CAMBRIDGE (CBS) – The eye of a hurricane is placed to scale in the Lunder Arts Center at Lesley University for all to experience.

“It’s kind of intense,” says student Cody Huntington.

“Yeah it’s really like, it’s got a weird overwhelming feel to it and I think the ambient noise really affects it too,” says Scott Bausemer, also a student.

Georgie Friedman is the artist behind the piece titled “Eye of the Storm,” a video installation that references the shape of a hurricane’s eye.

Inside the 'Eye of the Storm' exhibit at Lesley University. (WBZ-TV)

Inside the ‘Eye of the Storm’ exhibit at Lesley University. (WBZ-TV)

She says a lot of research went into the creation. She was mainly inspired by the way her friends and family on the Gulf Coast were affected by Hurricane Katrina.

“I just started thinking it could have been me, but it wasn’t. And sort of how these storms affect us. Also the fact that they’re just storms, and it’s just weather. And they’re doing what it does. They don’t mean to cause all this harm, but they just cross our paths. And then it’s sort of devastating,” says Friedman.

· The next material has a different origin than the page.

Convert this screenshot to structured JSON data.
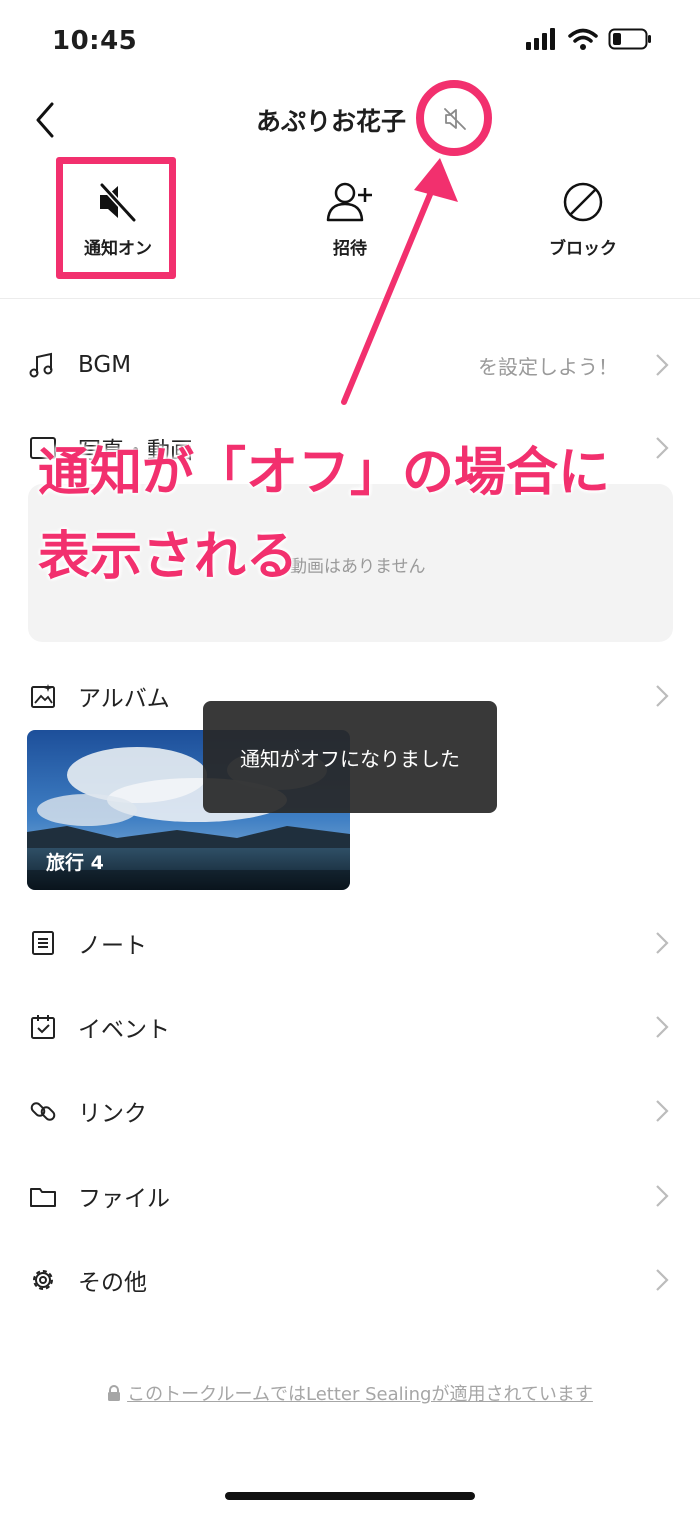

“It’s a really serene and interesting experience here,” says student Cameron Grant.

“I want them to think a little bit about maybe both our physical and psychological relationship to these large storms. Where they are, in some ways, just aesthetically beautiful if you can look at it objectively,” says Friedman.

There was a three-week installation period for this whole piece to come together, with 10-hour work days and a few assistants from the gallery to hang the cloth and wires. The videos time-lapse between 15 and 30 minutes, and there is an overall ambient sound projected through the room. The piece is laid out so people can take their own paths through the storm to find different views.

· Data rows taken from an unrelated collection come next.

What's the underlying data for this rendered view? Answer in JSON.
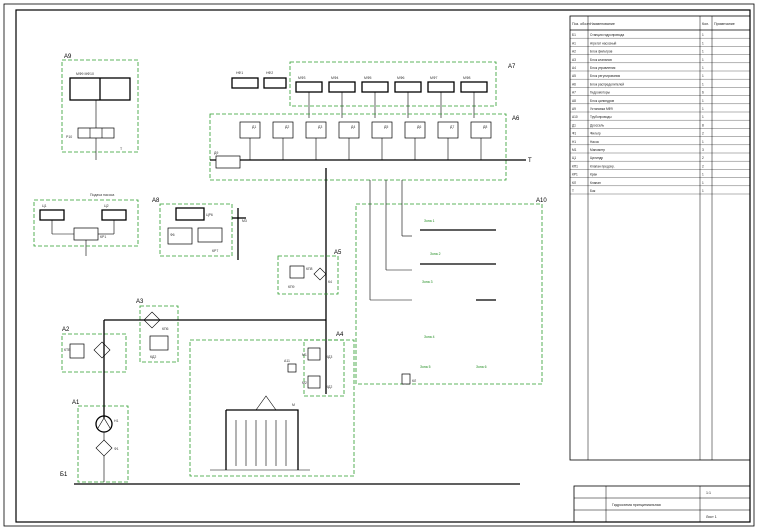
{
  "frame": {
    "line_color": "#000000",
    "group_color": "#2b9c2b"
  },
  "blocks": {
    "a1": "А1",
    "a2": "А2",
    "a3": "А3",
    "a4": "А4",
    "a5": "А5",
    "a6": "А6",
    "a7": "А7",
    "a8": "А8",
    "a9": "А9",
    "a10": "А10",
    "b1": "Б1"
  },
  "components": {
    "m9_m10": "МФ9   МФ10",
    "p10": "Р10",
    "u1": "Ц1",
    "u2": "Ц2",
    "kp1": "КР1",
    "cr6": "ЦР6",
    "f6": "Ф6",
    "kr7": "КР7",
    "m3": "М3",
    "kp6": "КП6",
    "kd2": "КД2",
    "k4": "К4",
    "kp8": "КП8",
    "kp9": "КП9",
    "kl": "КЛ",
    "ktb": "КТВ",
    "n1": "Н1",
    "f1": "Ф1",
    "m1": "М1",
    "kd3": "КД3",
    "m2": "М2",
    "kd2b": "КД2",
    "at1": "А11",
    "m_top": "М",
    "t_main": "Т",
    "t_side": "Т",
    "nf1": "НФ1",
    "nf2": "НФ2",
    "mot": [
      "МФ3",
      "МФ4",
      "МФ5",
      "МФ6",
      "МФ7",
      "МФ8"
    ],
    "d": [
      "Д1",
      "Д2",
      "Д3",
      "Д4",
      "Д5",
      "Д6",
      "Д7",
      "Д8"
    ],
    "d9": "Д9"
  },
  "table": {
    "col_headers": [
      "Поз. обозн.",
      "Наименование",
      "Кол.",
      "Примечание"
    ],
    "rows_count_note": "",
    "rows": [
      [
        "Б1",
        "Станция гидропривода",
        "1",
        ""
      ],
      [
        "А1",
        "Агрегат насосный",
        "1",
        ""
      ],
      [
        "А2",
        "Блок фильтров",
        "1",
        ""
      ],
      [
        "А3",
        "Блок клапанов",
        "1",
        ""
      ],
      [
        "А4",
        "Блок управления",
        "1",
        ""
      ],
      [
        "А5",
        "Блок регулирования",
        "1",
        ""
      ],
      [
        "А6",
        "Блок распределителей",
        "1",
        ""
      ],
      [
        "А7",
        "Гидромоторы",
        "6",
        ""
      ],
      [
        "А8",
        "Блок цилиндров",
        "1",
        ""
      ],
      [
        "А9",
        "Установка МФ9",
        "1",
        ""
      ],
      [
        "А10",
        "Трубопроводы",
        "1",
        ""
      ],
      [
        "Д1",
        "Дроссель",
        "8",
        ""
      ],
      [
        "Ф1",
        "Фильтр",
        "2",
        ""
      ],
      [
        "Н1",
        "Насос",
        "1",
        ""
      ],
      [
        "М1",
        "Манометр",
        "3",
        ""
      ],
      [
        "Ц1",
        "Цилиндр",
        "2",
        ""
      ],
      [
        "КП1",
        "Клапан предохр.",
        "2",
        ""
      ],
      [
        "КР1",
        "Кран",
        "1",
        ""
      ],
      [
        "КЛ",
        "Клапан",
        "1",
        ""
      ],
      [
        "Т",
        "Бак",
        "1",
        ""
      ]
    ]
  },
  "title_block": {
    "name": "Гидросхема принципиальная",
    "sheet": "Лист 1",
    "scale": "1:1",
    "mass": ""
  },
  "annotations": {
    "pump_group": "Подача насоса",
    "zone_1": "Зона 1",
    "zone_2": "Зона 2",
    "zone_3": "Зона 3",
    "zone_4": "Зона 4",
    "zone_5": "Зона 5",
    "zone_6": "Зона 6"
  }
}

This is Friedman’s largest indoor sculptural exhibit, although she has done several outside pieces on buildings.

The “Eye of the Storm” exhibit runs through November 1st in the Roberts Gallery in the Lunder Arts Center. Other exhibits from the artist (video studies of snow and the sky) are currently displayed in the Vandernoot Gallery in University Hall, also through November 1st.